Food Treats at School and the Never-ending Story

photo from chow.com
This post is probably more of a vent than anything else, about food being served to students by well-intentioned parents at school. Almost every single event parents are invited to at school somehow ends up involving food. Have you seen the parents at school? Do they look like they are in need of a meal? Most of them look quite well-fed. Some are a bit...shall we say, portly! Surely they can attend an event for an hour or less at school for their child without eating!

And then these well-meaning parents simply must..they have to serve a cold treat to the children on the annual field day. We can't just have the kids drink the drink--be it water or an energy drink--from home. We have to feed them a sugary sweet frozen treat. Now don't get me wrong! I love dessert and treats as much as the next person, but with all the food related health conditions today, you'd think the PTO could forego food, no matter how few the calories, just once! If the event is about good sportsmanship, can it not be about inclusion as well? Do we have to bring food into the picture so now notes must be sent home asking permission for a child to eat the PTO-provided food? And what child doesn't want to just fit in and be like the other kids, and eat the PTO-provided snack that all the other kids eat?
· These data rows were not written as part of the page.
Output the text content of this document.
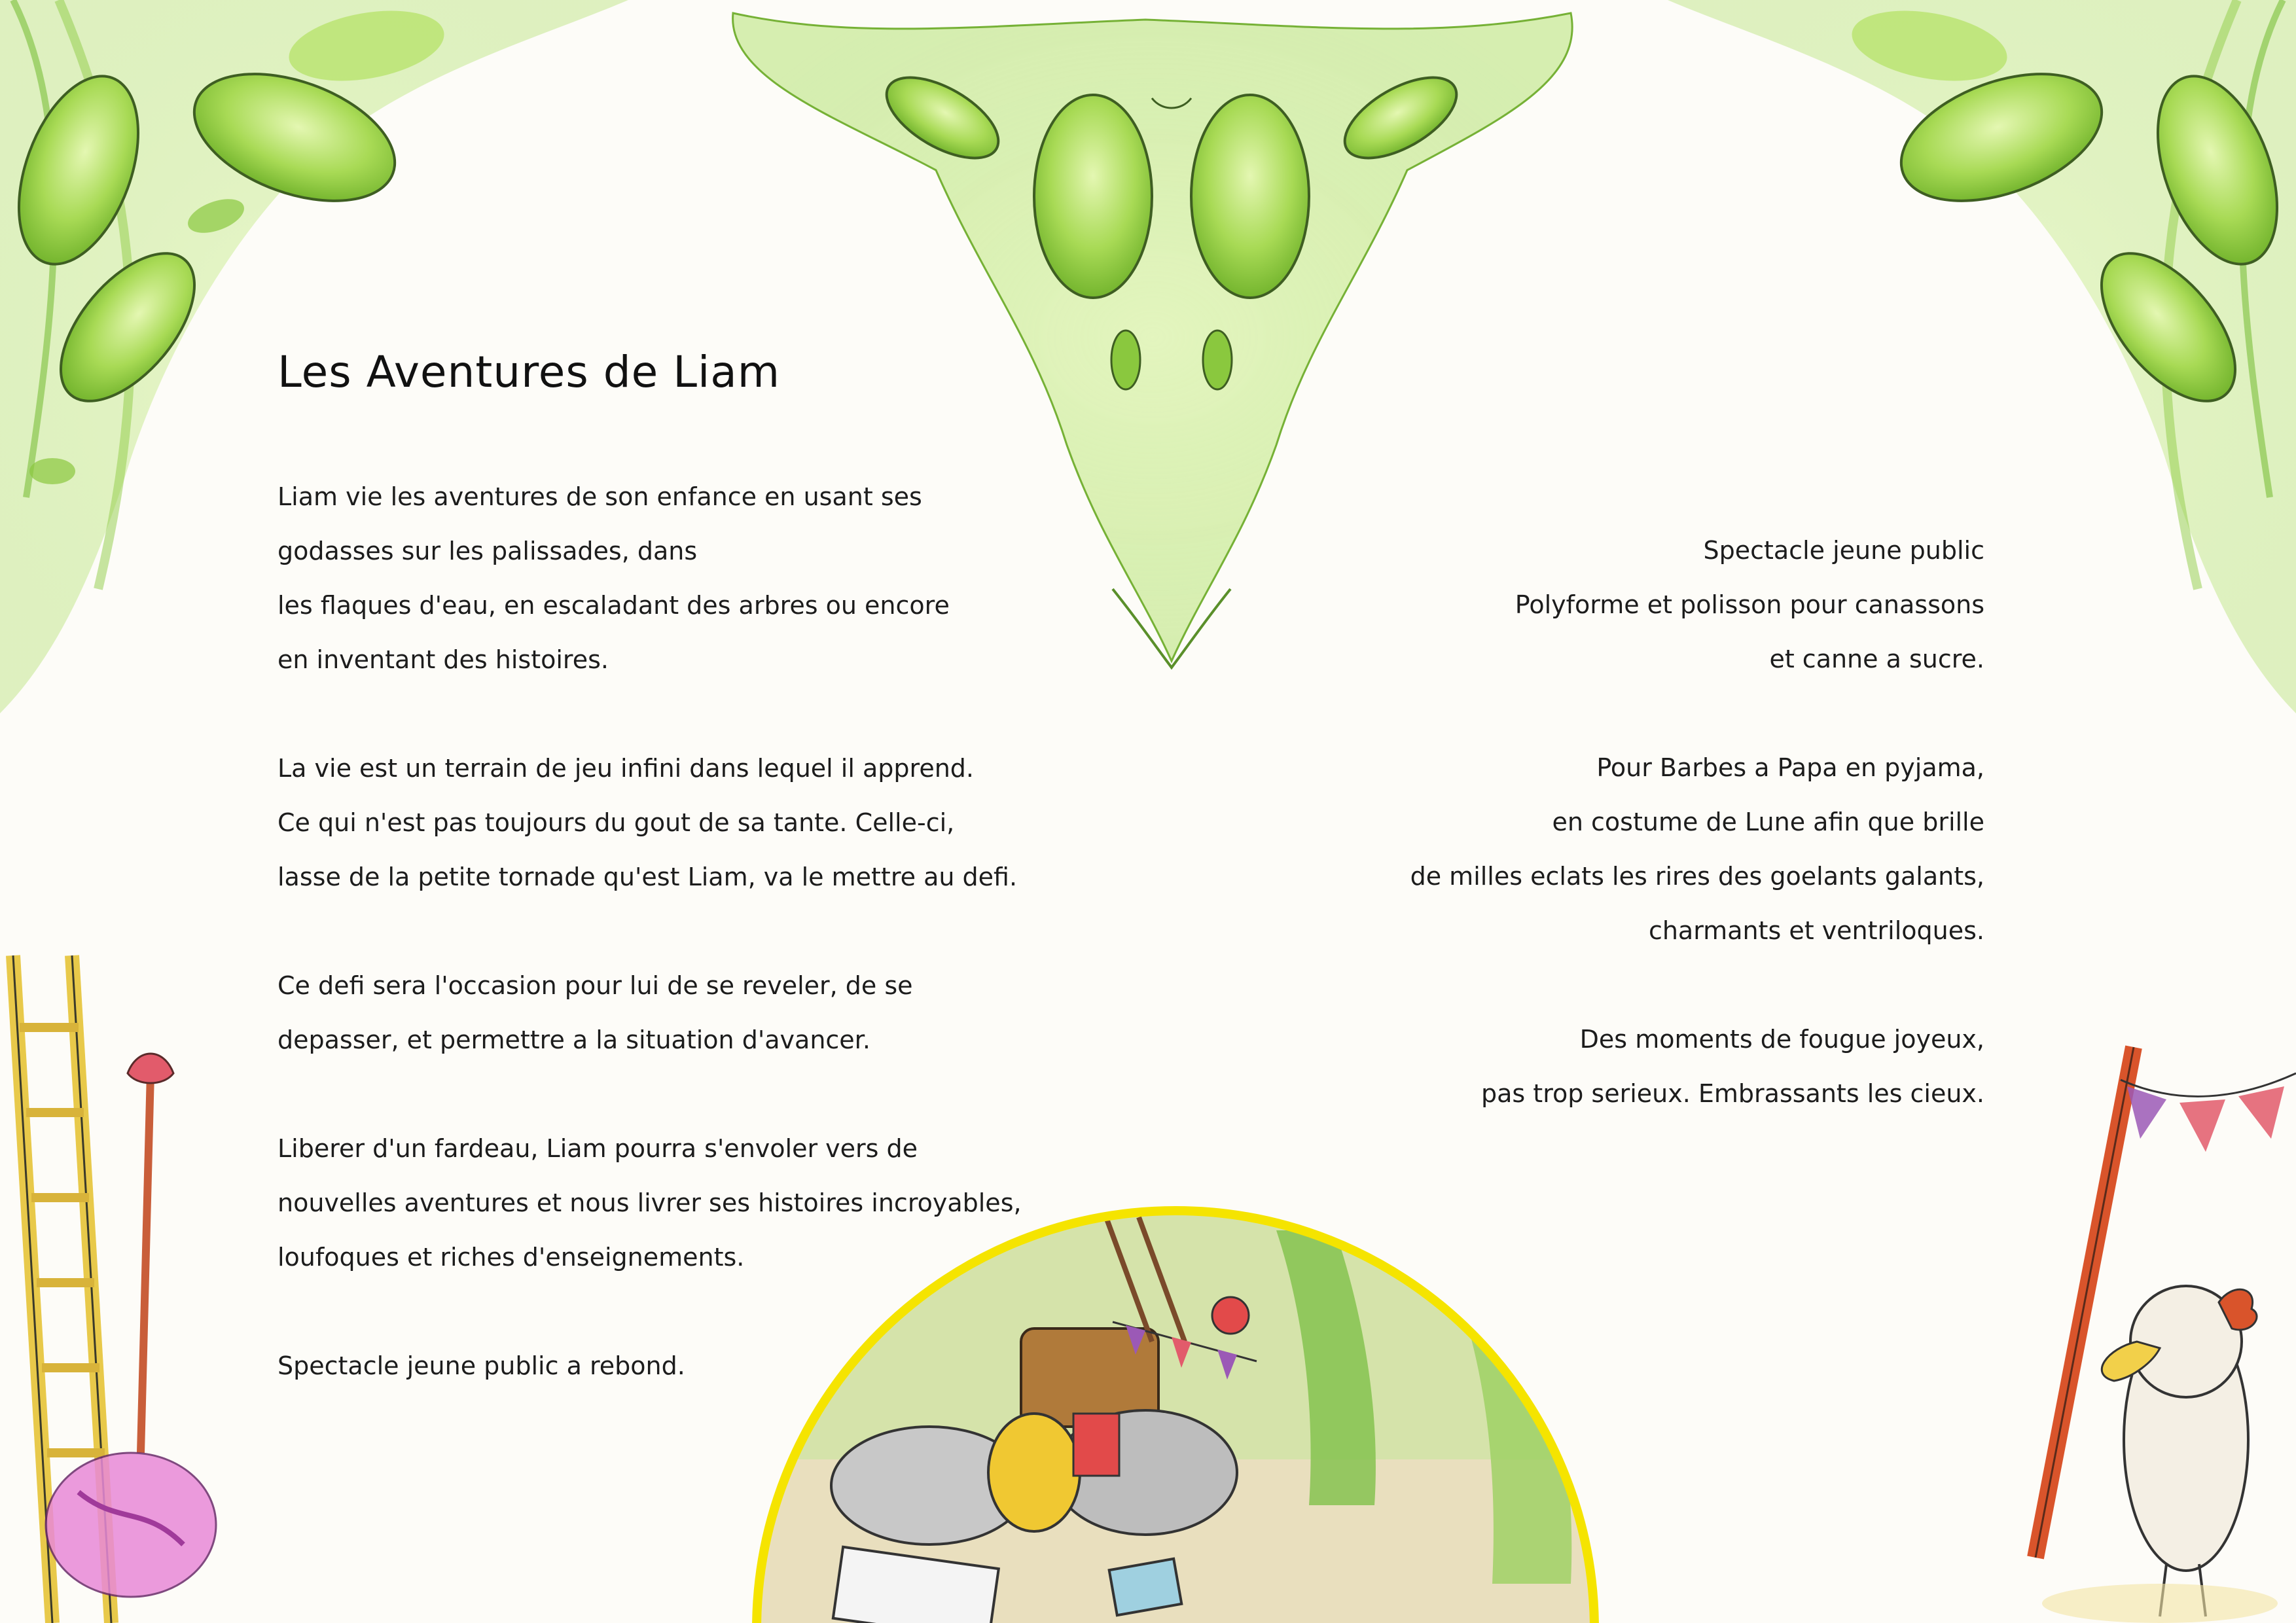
Les Aventures de Liam

Liam vie les aventures de son enfance en usant ses
godasses sur les palissades, dans
les flaques d'eau, en escaladant des arbres ou encore
en inventant des histoires.

La vie est un terrain de jeu infini dans lequel il apprend.
Ce qui n'est pas toujours du gout de sa tante. Celle-ci,
lasse de la petite tornade qu'est Liam, va le mettre au defi.

Ce defi sera l'occasion pour lui de se reveler, de se
depasser, et permettre a la situation d'avancer.

Liberer d'un fardeau, Liam pourra s'envoler vers de
nouvelles aventures et nous livrer ses histoires incroyables,
loufoques et riches d'enseignements.

Spectacle jeune public a rebond.

Spectacle jeune public
Polyforme et polisson pour canassons
et canne a sucre.

Pour Barbes a Papa en pyjama,
en costume de Lune afin que brille
de milles eclats les rires des goelants galants,
charmants et ventriloques.

Des moments de fougue joyeux,
pas trop serieux. Embrassants les cieux.
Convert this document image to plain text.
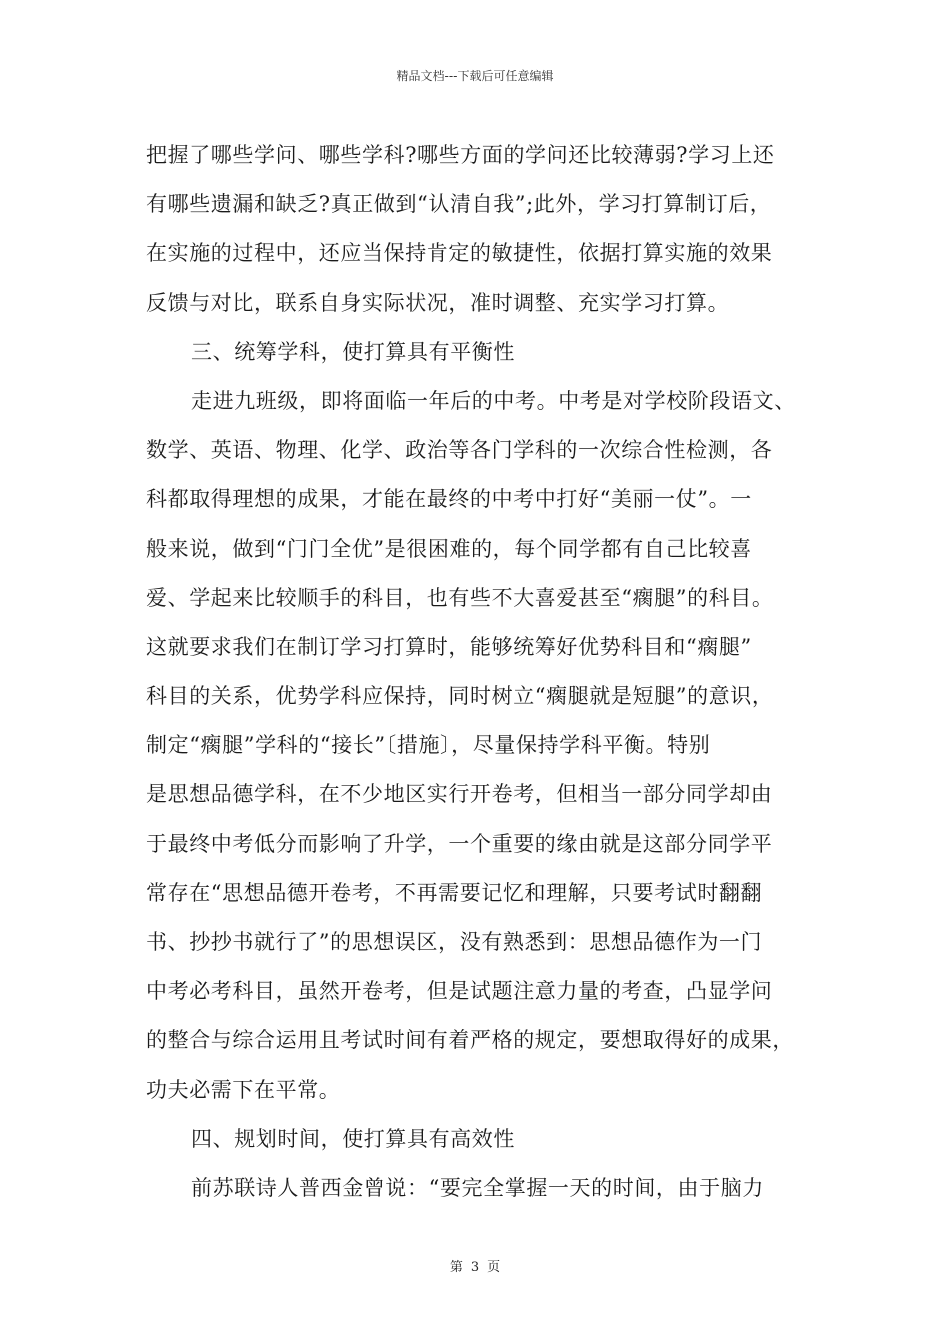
精品文档---下载后可任意编辑
把握了哪些学问、哪些学科?哪些方面的学问还比较薄弱?学习上还
有哪些遗漏和缺乏?真正做到“认清自我”;此外，学习打算制订后，
在实施的过程中，还应当保持肯定的敏捷性，依据打算实施的效果
反馈与对比，联系自身实际状况，准时调整、充实学习打算。
三、统筹学科，使打算具有平衡性
走进九班级，即将面临一年后的中考。中考是对学校阶段语文、
数学、英语、物理、化学、政治等各门学科的一次综合性检测，各
科都取得理想的成果，才能在最终的中考中打好“美丽一仗”。一
般来说，做到“门门全优”是很困难的，每个同学都有自己比较喜
爱、学起来比较顺手的科目，也有些不大喜爱甚至“瘸腿”的科目。
这就要求我们在制订学习打算时，能够统筹好优势科目和“瘸腿”
科目的关系，优势学科应保持，同时树立“瘸腿就是短腿”的意识，
制定“瘸腿”学科的“接长”〔措施〕，尽量保持学科平衡。特别
是思想品德学科，在不少地区实行开卷考，但相当一部分同学却由
于最终中考低分而影响了升学，一个重要的缘由就是这部分同学平
常存在“思想品德开卷考，不再需要记忆和理解，只要考试时翻翻
书、抄抄书就行了”的思想误区，没有熟悉到：思想品德作为一门
中考必考科目，虽然开卷考，但是试题注意力量的考查，凸显学问
的整合与综合运用且考试时间有着严格的规定，要想取得好的成果，
功夫必需下在平常。
四、规划时间，使打算具有高效性
前苏联诗人普西金曾说：“要完全掌握一天的时间，由于脑力
第 3 页
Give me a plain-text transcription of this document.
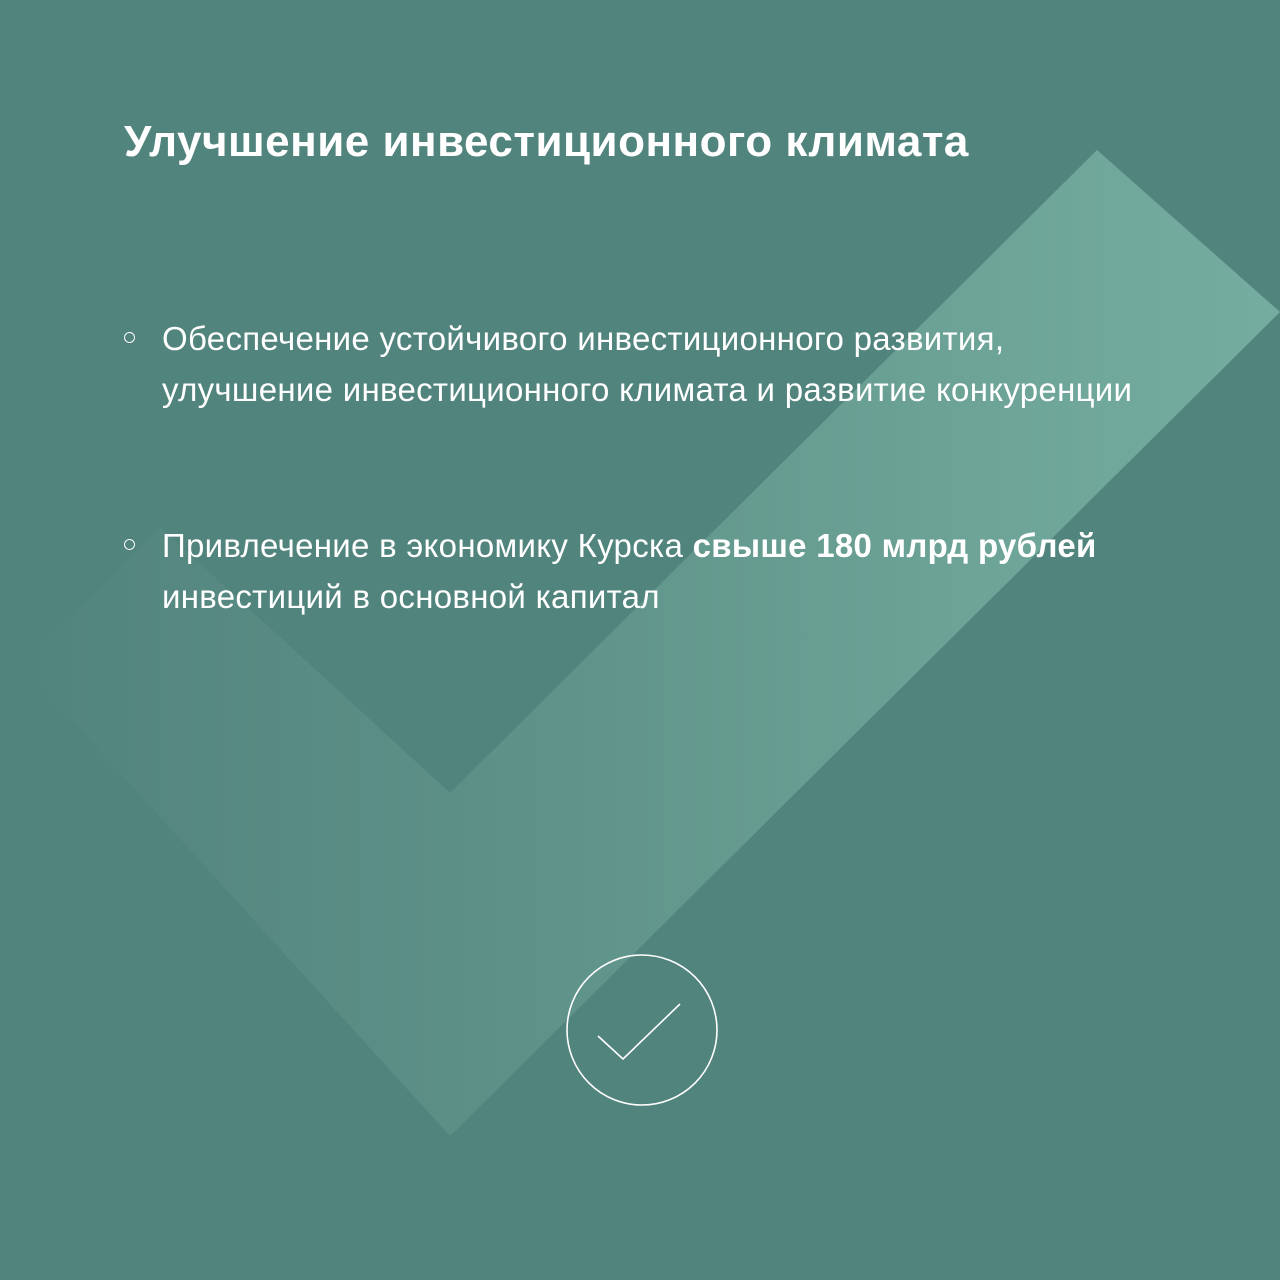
Улучшение инвестиционного климата
Обеспечение устойчивого инвестиционного развития, улучшение инвестиционного климата и развитие конкуренции
Привлечение в экономику Курска свыше 180 млрд рублей инвестиций в основной капитал
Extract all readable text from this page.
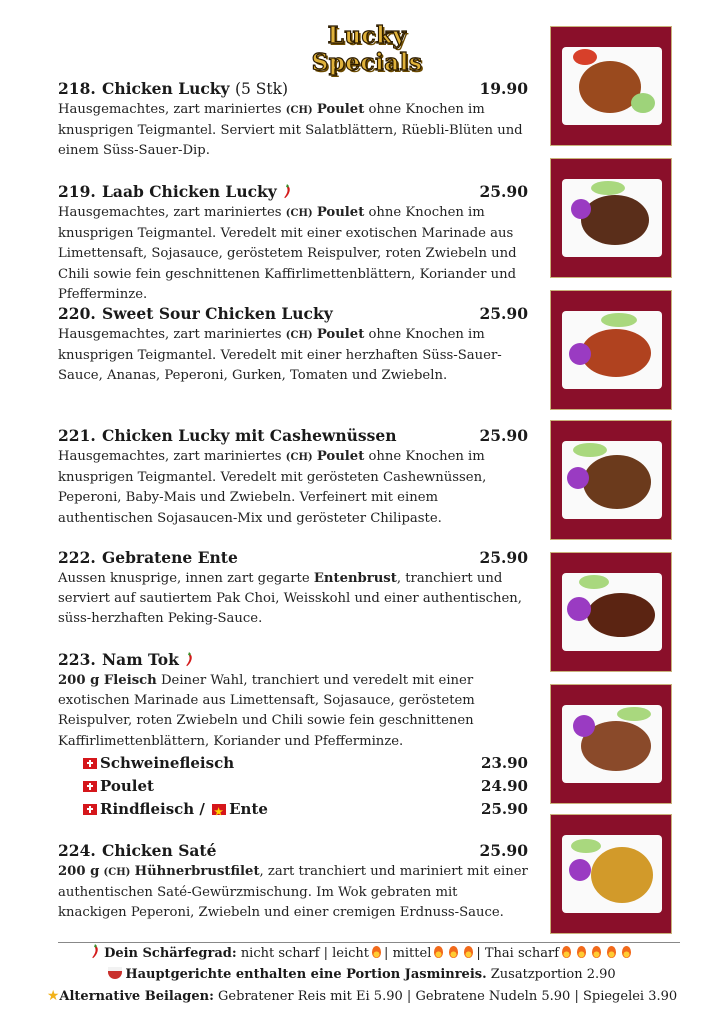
Lucky Specials
218. Chicken Lucky (5 Stk)	19.90
Hausgemachtes, zart mariniertes (CH) Poulet ohne Knochen im knusprigen Teigmantel. Serviert mit Salatblättern, Rüebli-Blüten und einem Süss-Sauer-Dip.
219. Laab Chicken Lucky	25.90
Hausgemachtes, zart mariniertes (CH) Poulet ohne Knochen im knusprigen Teigmantel. Veredelt mit einer exotischen Marinade aus Limettensaft, Sojasauce, geröstetem Reispulver, roten Zwiebeln und Chili sowie fein geschnittenen Kaffirlimettenblättern, Koriander und Pfefferminze.
220. Sweet Sour Chicken Lucky	25.90
Hausgemachtes, zart mariniertes (CH) Poulet ohne Knochen im knusprigen Teigmantel. Veredelt mit einer herzhaften Süss-Sauer-Sauce, Ananas, Peperoni, Gurken, Tomaten und Zwiebeln.
221. Chicken Lucky mit Cashewnüssen	25.90
Hausgemachtes, zart mariniertes (CH) Poulet ohne Knochen im knusprigen Teigmantel. Veredelt mit gerösteten Cashewnüssen, Peperoni, Baby-Mais und Zwiebeln. Verfeinert mit einem authentischen Sojasaucen-Mix und gerösteter Chilipaste.
222. Gebratene Ente	25.90
Aussen knusprige, innen zart gegarte Entenbrust, tranchiert und serviert auf sautiertem Pak Choi, Weisskohl und einer authentischen, süss-herzhaften Peking-Sauce.
223. Nam Tok
200 g Fleisch Deiner Wahl, tranchiert und veredelt mit einer exotischen Marinade aus Limettensaft, Sojasauce, geröstetem Reispulver, roten Zwiebeln und Chili sowie fein geschnittenen Kaffirlimettenblättern, Koriander und Pfefferminze.
Schweinefleisch	23.90
Poulet	24.90
Rindfleisch / ★ Ente	25.90
224. Chicken Saté	25.90
200 g (CH) Hühnerbrustfilet, zart tranchiert und mariniert mit einer authentischen Saté-Gewürzmischung. Im Wok gebraten mit knackigen Peperoni, Zwiebeln und einer cremigen Erdnuss-Sauce.
Dein Schärfegrad: nicht scharf | leicht | mittel	| Thai scharf
Hauptgerichte enthalten eine Portion Jasminreis. Zusatzportion 2.90
★Alternative Beilagen: Gebratener Reis mit Ei 5.90 | Gebratene Nudeln 5.90 | Spiegelei 3.90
We have to trust that the PTO won't have a last minute substitute treat, that there isn't some mistake, that our school won't have a creepy aide or parent trying to feed something to the children that isn't safe for them (like dog treats, did you see that story?!) One wonderful thing about children moving on to middle school and higher grades is that these enthusiastic PTO parents fade away. Not only do middle schoolers not want their parents at school, they don't want them anywhere near school! And just like that, the constant wave of dog and pony shows for parents--with their table of snacks--is gone. Then, new worries begin--the worry about what your child eats at school subsides some, and you worry more about what he or she is eating when out with friends.

What's a parent to do? Educate your child. Start as early as possible. Arm your child with information about his or her allergies, the risks involved, and how to keep him or herself safe, because when it comes down to it, it's up to your child to take care of himself. When it comes to managing food allergies, good intentions are lovely, but don't have much value without food allergy knowledge and vigilance.

I just had to get that off my chest. I guess I feel better now! I am not saying one should live in fear. I say live in knowledge, for in the words of Kofi Annan: "Knowledge is power. Information is liberating. Education is the premise of progress, in every society, in every family."